Descostes, N., Heidemann, M., Spinelli, L., Schüller, R., Maqbool, M. A., Fenouil, R., et al. (2014). Tyrosine phosphorylation of RNA polymerase II CTD is associated with antisense promoter transcription and active enhancers in mammalian cells. eLife, 3: e02105. doi:10.7554/eLife.02105.
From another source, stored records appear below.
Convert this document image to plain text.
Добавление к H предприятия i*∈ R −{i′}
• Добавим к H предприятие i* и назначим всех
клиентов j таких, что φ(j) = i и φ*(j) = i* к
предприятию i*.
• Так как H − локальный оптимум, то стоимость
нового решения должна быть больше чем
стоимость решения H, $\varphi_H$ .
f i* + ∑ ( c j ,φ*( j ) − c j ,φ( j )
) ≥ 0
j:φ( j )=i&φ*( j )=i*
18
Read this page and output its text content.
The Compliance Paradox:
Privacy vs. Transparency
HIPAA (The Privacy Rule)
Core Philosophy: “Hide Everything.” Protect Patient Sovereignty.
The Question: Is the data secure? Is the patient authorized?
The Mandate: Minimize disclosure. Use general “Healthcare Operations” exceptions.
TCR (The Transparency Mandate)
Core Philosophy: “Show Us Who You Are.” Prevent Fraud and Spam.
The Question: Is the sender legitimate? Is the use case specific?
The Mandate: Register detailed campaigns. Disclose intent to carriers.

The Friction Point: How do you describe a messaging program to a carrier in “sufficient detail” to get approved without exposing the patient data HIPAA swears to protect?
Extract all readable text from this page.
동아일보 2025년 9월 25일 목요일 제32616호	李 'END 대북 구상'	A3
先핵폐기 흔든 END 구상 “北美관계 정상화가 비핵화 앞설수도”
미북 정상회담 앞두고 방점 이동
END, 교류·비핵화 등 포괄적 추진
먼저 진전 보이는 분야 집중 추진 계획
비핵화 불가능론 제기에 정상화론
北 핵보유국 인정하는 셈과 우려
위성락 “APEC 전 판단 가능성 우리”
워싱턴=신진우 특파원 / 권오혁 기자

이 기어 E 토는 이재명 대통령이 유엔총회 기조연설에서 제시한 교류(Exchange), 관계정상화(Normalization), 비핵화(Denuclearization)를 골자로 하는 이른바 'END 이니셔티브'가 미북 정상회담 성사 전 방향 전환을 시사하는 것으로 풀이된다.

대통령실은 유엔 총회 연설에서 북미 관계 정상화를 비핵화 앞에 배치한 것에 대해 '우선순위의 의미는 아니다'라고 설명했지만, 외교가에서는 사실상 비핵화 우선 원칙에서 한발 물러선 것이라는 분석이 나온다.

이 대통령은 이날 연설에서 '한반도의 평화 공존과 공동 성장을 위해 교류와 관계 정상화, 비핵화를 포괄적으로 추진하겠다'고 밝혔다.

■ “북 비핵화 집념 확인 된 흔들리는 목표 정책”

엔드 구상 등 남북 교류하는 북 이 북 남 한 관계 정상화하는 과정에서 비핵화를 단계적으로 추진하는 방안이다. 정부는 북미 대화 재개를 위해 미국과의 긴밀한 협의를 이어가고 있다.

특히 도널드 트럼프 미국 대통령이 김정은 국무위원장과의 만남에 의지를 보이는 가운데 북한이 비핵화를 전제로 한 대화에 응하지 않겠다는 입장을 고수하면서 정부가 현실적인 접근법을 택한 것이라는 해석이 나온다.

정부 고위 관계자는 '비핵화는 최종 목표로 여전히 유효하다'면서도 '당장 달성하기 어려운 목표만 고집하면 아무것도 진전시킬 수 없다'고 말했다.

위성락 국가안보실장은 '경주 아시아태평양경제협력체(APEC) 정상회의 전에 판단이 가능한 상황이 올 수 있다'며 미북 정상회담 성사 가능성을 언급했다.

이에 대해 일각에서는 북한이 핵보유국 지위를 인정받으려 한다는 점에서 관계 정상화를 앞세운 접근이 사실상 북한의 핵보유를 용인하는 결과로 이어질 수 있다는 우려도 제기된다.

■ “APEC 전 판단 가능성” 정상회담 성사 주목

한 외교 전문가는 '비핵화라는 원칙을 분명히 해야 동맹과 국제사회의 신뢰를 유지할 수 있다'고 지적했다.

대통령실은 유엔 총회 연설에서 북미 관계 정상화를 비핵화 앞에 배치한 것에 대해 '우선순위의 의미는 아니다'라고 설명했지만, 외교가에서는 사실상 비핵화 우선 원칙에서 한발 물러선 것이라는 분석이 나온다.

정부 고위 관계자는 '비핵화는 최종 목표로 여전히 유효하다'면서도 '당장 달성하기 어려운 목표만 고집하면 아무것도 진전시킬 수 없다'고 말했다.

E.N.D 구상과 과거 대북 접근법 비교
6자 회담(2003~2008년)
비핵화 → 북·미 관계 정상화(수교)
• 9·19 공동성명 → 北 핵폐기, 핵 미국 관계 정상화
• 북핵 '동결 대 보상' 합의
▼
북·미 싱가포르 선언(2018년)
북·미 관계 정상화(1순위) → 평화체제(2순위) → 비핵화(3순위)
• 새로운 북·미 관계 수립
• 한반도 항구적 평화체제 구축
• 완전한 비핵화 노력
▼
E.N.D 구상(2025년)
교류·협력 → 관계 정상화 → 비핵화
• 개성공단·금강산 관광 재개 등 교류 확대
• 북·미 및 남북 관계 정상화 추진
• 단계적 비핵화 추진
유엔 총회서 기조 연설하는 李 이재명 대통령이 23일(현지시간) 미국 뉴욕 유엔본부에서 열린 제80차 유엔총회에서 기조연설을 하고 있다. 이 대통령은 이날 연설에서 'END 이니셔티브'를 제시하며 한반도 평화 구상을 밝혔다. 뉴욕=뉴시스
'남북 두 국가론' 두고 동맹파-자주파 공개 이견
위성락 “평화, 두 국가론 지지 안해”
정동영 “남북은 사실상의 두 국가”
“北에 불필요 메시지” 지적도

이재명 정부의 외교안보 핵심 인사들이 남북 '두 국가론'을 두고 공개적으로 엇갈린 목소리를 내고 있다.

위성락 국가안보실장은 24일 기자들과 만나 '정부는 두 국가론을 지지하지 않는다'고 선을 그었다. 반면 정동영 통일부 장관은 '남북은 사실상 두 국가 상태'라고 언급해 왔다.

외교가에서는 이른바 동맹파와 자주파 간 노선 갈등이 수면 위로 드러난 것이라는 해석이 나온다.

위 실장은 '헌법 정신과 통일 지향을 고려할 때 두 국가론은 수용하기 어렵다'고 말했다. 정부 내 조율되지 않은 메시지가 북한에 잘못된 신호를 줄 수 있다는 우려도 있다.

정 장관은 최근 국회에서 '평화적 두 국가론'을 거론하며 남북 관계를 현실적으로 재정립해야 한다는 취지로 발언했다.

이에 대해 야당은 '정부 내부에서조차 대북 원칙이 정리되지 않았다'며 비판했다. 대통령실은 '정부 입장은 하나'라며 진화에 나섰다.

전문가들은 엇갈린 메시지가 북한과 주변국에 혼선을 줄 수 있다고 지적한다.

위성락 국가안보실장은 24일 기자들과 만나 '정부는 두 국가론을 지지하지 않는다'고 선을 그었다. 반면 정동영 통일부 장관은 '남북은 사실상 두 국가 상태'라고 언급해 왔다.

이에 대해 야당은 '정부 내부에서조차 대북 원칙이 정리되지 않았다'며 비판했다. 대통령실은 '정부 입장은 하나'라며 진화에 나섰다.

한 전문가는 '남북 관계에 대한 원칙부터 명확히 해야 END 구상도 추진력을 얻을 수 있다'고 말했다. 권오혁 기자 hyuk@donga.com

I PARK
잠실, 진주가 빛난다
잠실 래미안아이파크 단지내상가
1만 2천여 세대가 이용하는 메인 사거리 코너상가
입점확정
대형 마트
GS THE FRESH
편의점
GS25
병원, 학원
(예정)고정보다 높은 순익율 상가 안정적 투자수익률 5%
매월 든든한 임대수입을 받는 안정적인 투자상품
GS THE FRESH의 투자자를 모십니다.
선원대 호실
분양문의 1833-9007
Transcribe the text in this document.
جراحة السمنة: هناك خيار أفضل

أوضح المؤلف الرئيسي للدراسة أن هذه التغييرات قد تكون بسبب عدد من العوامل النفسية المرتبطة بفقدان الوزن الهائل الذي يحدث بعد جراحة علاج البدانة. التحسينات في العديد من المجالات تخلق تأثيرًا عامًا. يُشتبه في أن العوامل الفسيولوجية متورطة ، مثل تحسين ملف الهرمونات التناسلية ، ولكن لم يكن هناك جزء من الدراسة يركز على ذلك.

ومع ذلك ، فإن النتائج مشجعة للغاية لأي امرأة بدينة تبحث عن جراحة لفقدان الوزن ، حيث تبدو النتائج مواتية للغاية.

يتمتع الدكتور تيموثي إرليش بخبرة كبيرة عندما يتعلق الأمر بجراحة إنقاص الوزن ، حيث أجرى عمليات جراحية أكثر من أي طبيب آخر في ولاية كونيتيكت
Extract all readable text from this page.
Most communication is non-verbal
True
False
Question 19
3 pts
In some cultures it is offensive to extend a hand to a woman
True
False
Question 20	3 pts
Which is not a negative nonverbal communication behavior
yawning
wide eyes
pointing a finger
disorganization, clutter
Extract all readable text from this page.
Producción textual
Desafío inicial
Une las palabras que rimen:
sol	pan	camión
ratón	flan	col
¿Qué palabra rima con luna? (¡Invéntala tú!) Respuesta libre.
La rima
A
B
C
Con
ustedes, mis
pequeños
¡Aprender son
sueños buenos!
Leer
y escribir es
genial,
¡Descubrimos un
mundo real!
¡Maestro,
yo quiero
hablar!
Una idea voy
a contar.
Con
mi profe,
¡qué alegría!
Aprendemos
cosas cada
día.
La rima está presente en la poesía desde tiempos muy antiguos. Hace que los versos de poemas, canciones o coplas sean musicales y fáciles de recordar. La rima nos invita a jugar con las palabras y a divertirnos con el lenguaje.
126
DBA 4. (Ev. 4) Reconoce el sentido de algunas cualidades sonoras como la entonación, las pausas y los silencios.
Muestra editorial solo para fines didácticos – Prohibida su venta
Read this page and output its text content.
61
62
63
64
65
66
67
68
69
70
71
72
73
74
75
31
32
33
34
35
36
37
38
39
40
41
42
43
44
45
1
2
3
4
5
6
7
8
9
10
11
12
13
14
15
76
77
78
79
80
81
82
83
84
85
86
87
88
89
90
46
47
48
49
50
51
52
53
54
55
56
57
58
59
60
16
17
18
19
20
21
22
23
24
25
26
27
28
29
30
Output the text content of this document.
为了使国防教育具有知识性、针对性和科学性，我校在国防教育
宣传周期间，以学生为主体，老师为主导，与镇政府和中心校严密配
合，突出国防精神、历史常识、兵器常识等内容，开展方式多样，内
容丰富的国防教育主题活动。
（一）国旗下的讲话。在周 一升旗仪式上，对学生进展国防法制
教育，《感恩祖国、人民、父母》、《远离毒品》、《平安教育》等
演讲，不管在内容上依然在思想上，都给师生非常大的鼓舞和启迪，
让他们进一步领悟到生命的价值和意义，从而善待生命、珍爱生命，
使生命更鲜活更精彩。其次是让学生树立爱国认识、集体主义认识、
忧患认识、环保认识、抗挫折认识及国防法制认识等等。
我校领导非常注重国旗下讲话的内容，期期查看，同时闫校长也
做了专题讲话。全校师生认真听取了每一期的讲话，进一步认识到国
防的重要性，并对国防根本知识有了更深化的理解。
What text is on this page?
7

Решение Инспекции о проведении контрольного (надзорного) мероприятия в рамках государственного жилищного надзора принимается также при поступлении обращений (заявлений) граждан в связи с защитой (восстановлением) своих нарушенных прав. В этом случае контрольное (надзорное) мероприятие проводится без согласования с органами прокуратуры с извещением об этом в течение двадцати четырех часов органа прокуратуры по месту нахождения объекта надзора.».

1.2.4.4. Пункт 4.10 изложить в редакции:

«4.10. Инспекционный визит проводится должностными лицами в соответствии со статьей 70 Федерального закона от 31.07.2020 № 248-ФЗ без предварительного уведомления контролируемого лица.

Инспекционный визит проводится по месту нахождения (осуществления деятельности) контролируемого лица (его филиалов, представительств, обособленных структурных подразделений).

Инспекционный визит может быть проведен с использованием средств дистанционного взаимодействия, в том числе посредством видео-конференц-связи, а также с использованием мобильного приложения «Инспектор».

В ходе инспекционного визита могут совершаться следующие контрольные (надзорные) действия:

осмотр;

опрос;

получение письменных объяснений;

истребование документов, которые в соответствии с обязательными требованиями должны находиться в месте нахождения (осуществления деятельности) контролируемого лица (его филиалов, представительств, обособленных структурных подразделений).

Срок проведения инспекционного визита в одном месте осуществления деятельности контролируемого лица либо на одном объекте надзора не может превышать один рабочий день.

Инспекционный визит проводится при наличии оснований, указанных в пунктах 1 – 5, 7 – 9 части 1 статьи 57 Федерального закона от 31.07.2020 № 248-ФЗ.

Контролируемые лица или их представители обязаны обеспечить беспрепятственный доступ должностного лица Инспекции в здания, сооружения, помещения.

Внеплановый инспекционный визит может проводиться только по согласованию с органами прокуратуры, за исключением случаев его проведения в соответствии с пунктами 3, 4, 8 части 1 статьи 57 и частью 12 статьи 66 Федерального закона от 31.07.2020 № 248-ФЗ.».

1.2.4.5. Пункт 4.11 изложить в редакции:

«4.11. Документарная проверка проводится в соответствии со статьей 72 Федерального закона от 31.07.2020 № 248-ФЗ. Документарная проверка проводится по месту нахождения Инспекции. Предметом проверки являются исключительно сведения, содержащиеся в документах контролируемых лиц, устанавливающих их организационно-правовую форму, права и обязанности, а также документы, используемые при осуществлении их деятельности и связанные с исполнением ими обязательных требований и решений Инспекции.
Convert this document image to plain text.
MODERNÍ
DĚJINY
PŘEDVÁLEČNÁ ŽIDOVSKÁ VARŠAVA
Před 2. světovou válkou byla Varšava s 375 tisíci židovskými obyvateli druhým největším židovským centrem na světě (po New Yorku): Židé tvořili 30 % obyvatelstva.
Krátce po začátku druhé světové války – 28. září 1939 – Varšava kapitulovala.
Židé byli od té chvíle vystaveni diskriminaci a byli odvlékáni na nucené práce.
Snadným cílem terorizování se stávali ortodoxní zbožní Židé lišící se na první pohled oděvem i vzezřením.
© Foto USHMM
Cite as: http://hdl.handle.net/11858/00-001M-0000-0026-A87B-9
Abstract
In mammals, the carboxy-terminal domain (CTD) of RNA polymerase (Pol) II consists of 52 conserved heptapeptide repeats containing the consensus sequence Tyr1-Ser2-Pro3-Thr4-Ser5-Pro6-Ser7. Post-translational modifications of the CTD coordinate the transcription cycle and various steps of mRNA maturation. Here we describe Tyr1 phosphorylation (Tyr1P) as a hallmark of promoter (5′ associated) Pol II in mammalian cells, in contrast to what was described in yeast. Tyr1P is predominantly found in antisense orientation at promoters but is also specifically enriched at active enhancers. Mutation of Tyr1 to phenylalanine (Y1F) prevents the formation of the hyper-phosphorylated Pol IIO form, induces degradation of Pol II to the truncated Pol IIB form, and results in a lethal phenotype. Our results suggest that Tyr1P has evolved specialized and essential functions in higher eukaryotes associated with antisense promoter and enhancer transcription, and Pol II stability.